RW Denis Mikhnin (7/11/99, 5’10/166): Mikhnin is a three-zone skilled forward capable of shouldering top line responsibilities. He is a quick skater with excellent side-to-side maneuverability who can not only skate well, but also create a variety of plays off the rush, such as feathering accurate passes or incorporating trailers and backdoor-cutters. Mikhnin stickhandles with his head up and will walk the line long enough to draw opponents away from quality scoring areas. He is a sturdy player who displays strength and a willingness to battle for pucks in any corner of the ice. An undervalued aspect of his game is that he is responsible in his own zone and drops down into the slot to cover up for roaming teammates. Moreover, his hand-eye coordination and soft hands allow him to settle down or wire bouncing pucks. Always involved and looking to strike, Mikhnin is an opportunist who makes you pay for snoozing.

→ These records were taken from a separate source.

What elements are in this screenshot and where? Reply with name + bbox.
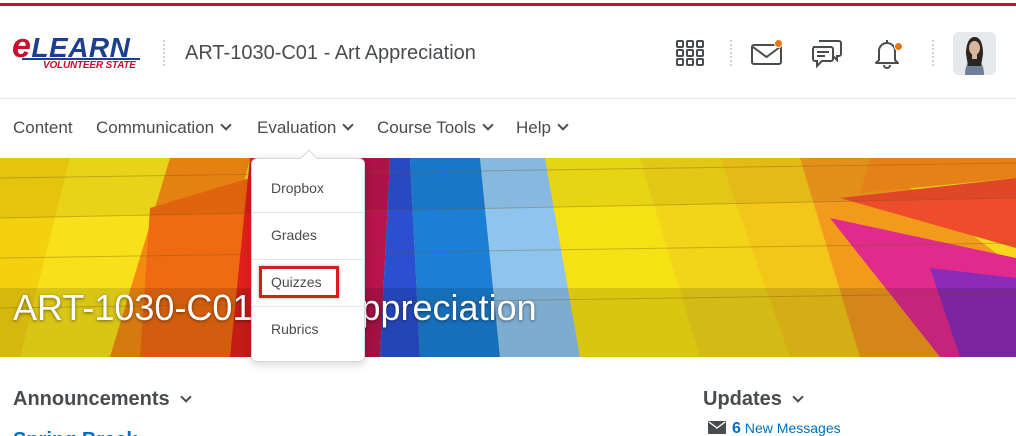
chevron-down-icon [482, 119, 494, 131]
nav-content[interactable]: Content [13, 118, 73, 138]
chevron-down-icon [220, 119, 232, 131]
nav-label: Content [13, 118, 73, 137]
widget-title-label: Updates [703, 388, 782, 410]
announcements-widget-title[interactable]: Announcements [13, 386, 192, 412]
bell-icon[interactable] [870, 36, 904, 70]
chevron-down-icon [557, 119, 569, 131]
envelope-icon [708, 421, 726, 434]
new-messages-label: New Messages [744, 420, 841, 436]
nav-label: Evaluation [257, 118, 337, 137]
waffle-icon[interactable] [673, 36, 707, 70]
divider [730, 40, 732, 66]
menu-item-grades[interactable]: Grades [252, 212, 364, 259]
new-messages-count: 6 [732, 420, 741, 436]
nav-course-tools[interactable]: Course Tools [377, 118, 494, 138]
elearn-logo[interactable]: eLEARN VOLUNTEER STATE [12, 29, 144, 77]
avatar[interactable] [953, 32, 996, 75]
nav-label: Help [516, 118, 551, 137]
course-navbar: Content Communication Evaluation Course … [0, 99, 1016, 158]
chevron-down-icon [342, 119, 355, 131]
new-messages-link[interactable]: 6 New Messages [708, 419, 841, 436]
widget-title-label: Announcements [13, 388, 170, 410]
chat-icon[interactable] [810, 36, 844, 70]
nav-help[interactable]: Help [516, 118, 569, 138]
announcement-link[interactable]: Spring Break [13, 428, 137, 436]
header: eLEARN VOLUNTEER STATE ART-1030-C01 - Ar… [0, 7, 1016, 99]
updates-widget-title[interactable]: Updates [703, 386, 804, 412]
chevron-down-icon [180, 391, 192, 403]
nav-label: Course Tools [377, 118, 476, 137]
mail-icon[interactable] [750, 36, 784, 70]
course-banner: ART-1030-C01 - Art Appreciation [0, 158, 1016, 357]
top-accent-bar [0, 0, 1016, 7]
menu-item-rubrics[interactable]: Rubrics [252, 306, 364, 353]
logo-subtitle: VOLUNTEER STATE [43, 60, 136, 71]
divider [163, 40, 165, 66]
divider [932, 40, 934, 66]
nav-evaluation[interactable]: Evaluation [257, 118, 355, 138]
evaluation-menu: Dropbox Grades Quizzes Rubrics [251, 149, 365, 362]
nav-label: Communication [96, 118, 215, 137]
chevron-down-icon [792, 391, 804, 403]
menu-item-dropbox[interactable]: Dropbox [252, 165, 364, 212]
quizzes-highlight-box [259, 266, 339, 298]
course-title[interactable]: ART-1030-C01 - Art Appreciation [185, 40, 476, 66]
nav-communication[interactable]: Communication [96, 118, 232, 138]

C Carson MacKinnon (8/21/99, 6’0/154): MacKinnon is a versatile two-way center who can also play the wing. He is a confident, low-maintenance playmaker with very good vision who understands the importance of timing — MacKinnon uses accurate touch or slap passes off the rush, making it difficult to telegraph his intentions. He’s a wiry kid but will play physical and get involved in puck battles, both serving him well on Rimouski’s first penalty killing unit. Playing with poise and eluding pressure are two things he does extremely well, and he can be counted on to move the puck out of his own end and into safety.